What this means if you're choosing a specialization
DevOps is the safest bet in most markets. Eight out of twelve countries, consistent across emerging and premium economies. If you're early in your career or evaluating a pivot, the demand is broad enough that the premium holds across very different contexts.
ML engineering has already overtaken DevOps in anglophone markets. If you're in the US, Canada, or the UK, or targeting remote work for companies in those markets, ML is now the higher-paying specialization. The gap isn't dramatic, but it's real and consistent.
Germany rewards Java more than most markets do. If Germany is a possibility for you and you're already a Java developer, the data suggests you don't need to pivot to DevOps to maximize earnings. The premium just isn't there the way it is elsewhere.
Location amplifies specialization more than specialization changes location. The Switzerland-to-India ratio applies across all specializations. Choosing DevOps over Full Stack in Singapore is worth roughly $14k a year. Choosing DevOps over Full Stack in India is worth far less in absolute terms. The location decision is doing more work than the specialization decision in most cases.
Methodology
Data source: Payscale, March 2026 snapshot. Analysis covers six developer specializations (DevOps Engineer, Machine Learning Engineer, Full Stack Developer, Java Developer, Software Engineer, and .NET Developer) across 12 countries: US, UK, Germany, Canada, Australia, Singapore, India, Poland, Switzerland, Mexico, Bulgaria, and Brazil.
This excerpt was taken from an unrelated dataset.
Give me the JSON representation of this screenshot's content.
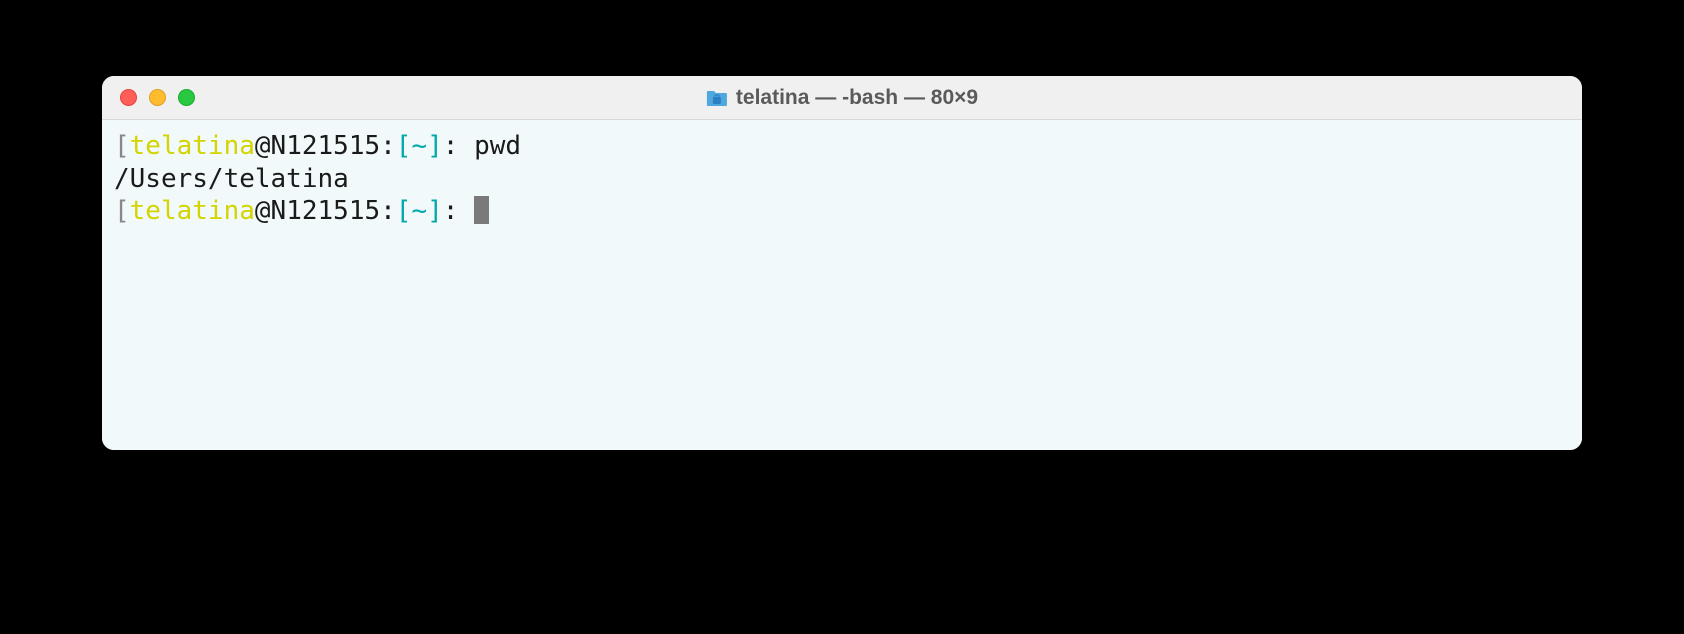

ML Engineer figures used only for countries with sample sizes above 100: US (n=1,191), Canada (n=158), UK (n=142), Germany (n=157), India (n=274). Romania excluded from full analysis (DevOps sample anomalous, n=37). Vietnam excluded from dataset (currency format unresolvable). All USD conversions use fixed exchange rates from March 2026.
Company-side data from GSC's proprietary database of 9,300+ software firms across 80+ countries, snapshot April 2026. Overall score is a composite of observable reputation signals. It measures digital presence and third-party reviews, not verified delivery outcomes. Methodology available at globalsoftwarecompanies.com/methodology.